Well you certainly have been through the mill in recent times. To keep yourself together, as the saying goes, shows your strength and love for your wife. Mark has commented on the need for you to look after your health and I most definitely second that. So with that in mind, when did you last see your GP?

I was given a very good analogy of this sort of situation. When you are flying anywhere the plane attendants always give a lesson on what to do if... One of the actions is to put on your own oxygen mask before looking after anyone else, which includes children or frail people. You cannot help anyone if you are falling over yourself.
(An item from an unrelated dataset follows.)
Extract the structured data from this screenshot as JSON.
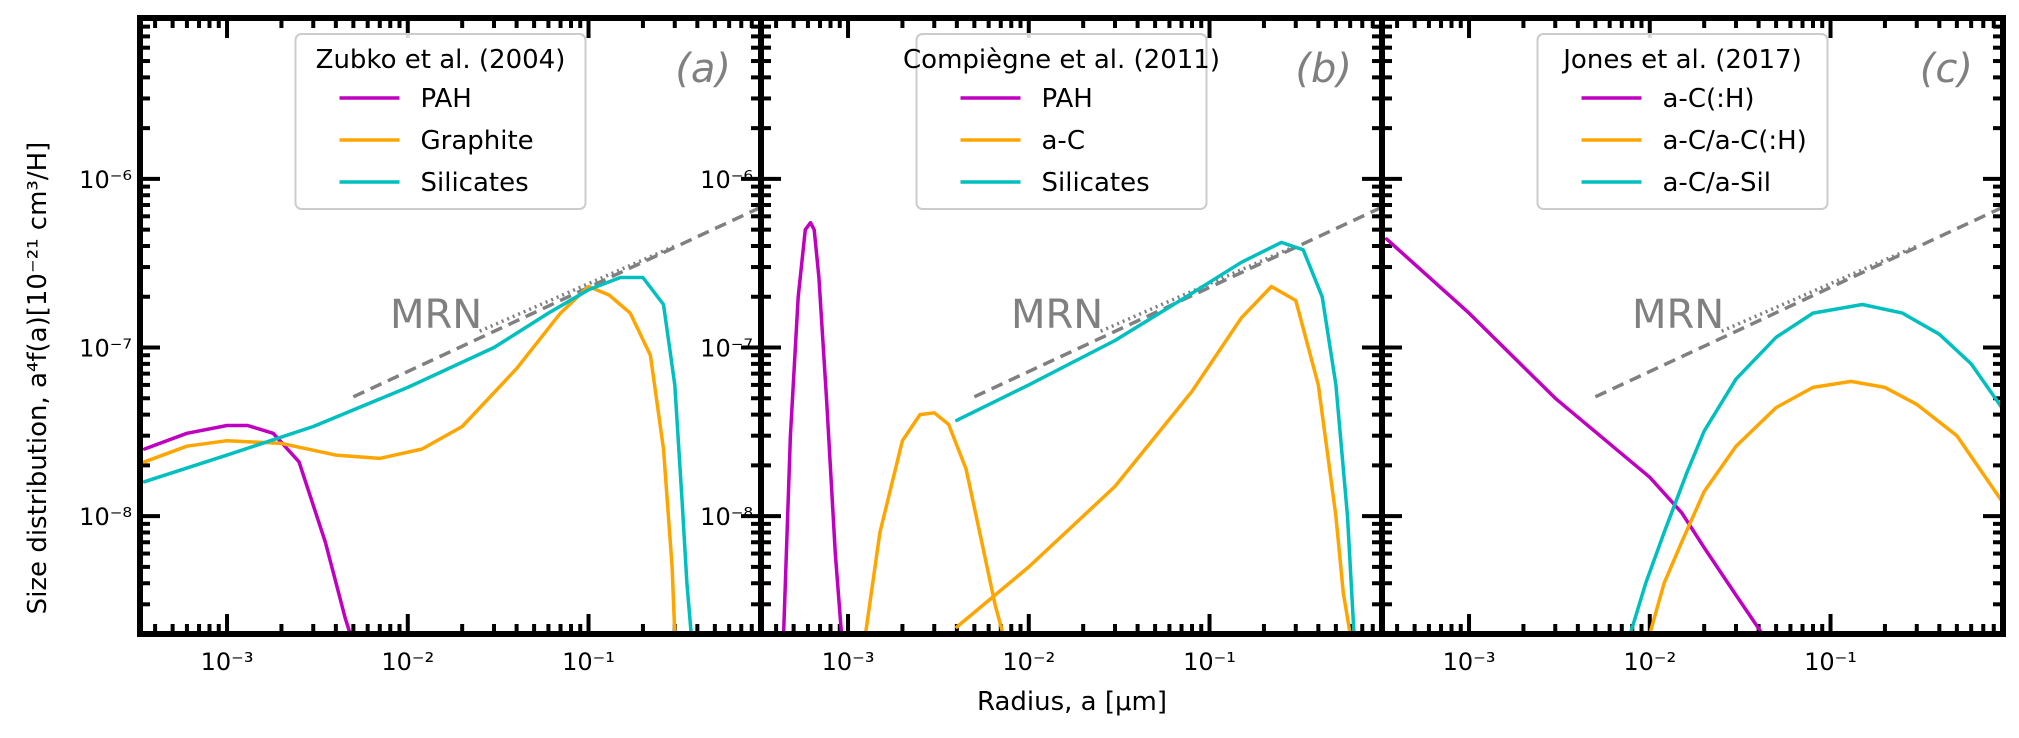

So with this in mind, have you seen your GP, or any other health professional, lately. Please get yourself checked over as soon as possible. While you are there tell your GP about your wife's symptoms and ask for advice. The GP cannot, or at any rate should not, diagnose your wife's problem on the basis of your description, but he/she will probably have a good idea. Talk about the suicide threats. These should not be taken lightly. You may be convinced she is playing games, and this is most likely the reason,but not always.

PND is like any other depressive state in that it sneaks up and plays havoc with our brains. You have experienced depression so will have some idea of how your wife feels.

PND arises when a woman's hormonal system changes rapidly. Now that baby is born, mom's body changes quite rapidly and this can play merry hell with thoughts and feelings. Exhaustion is a given as mom is in constant attendance on baby needs, plus recovering from the pregnancy and birth. Your wife had a hard pregnancy which would have made a huge difference to her. Also the realisation of the responsibility of bringing a baby into the world can be daunting.

I had a mild PND after my fourth child was born. Usually it happens after the first birth. Talk to your GP as a priority and come back and talk to us.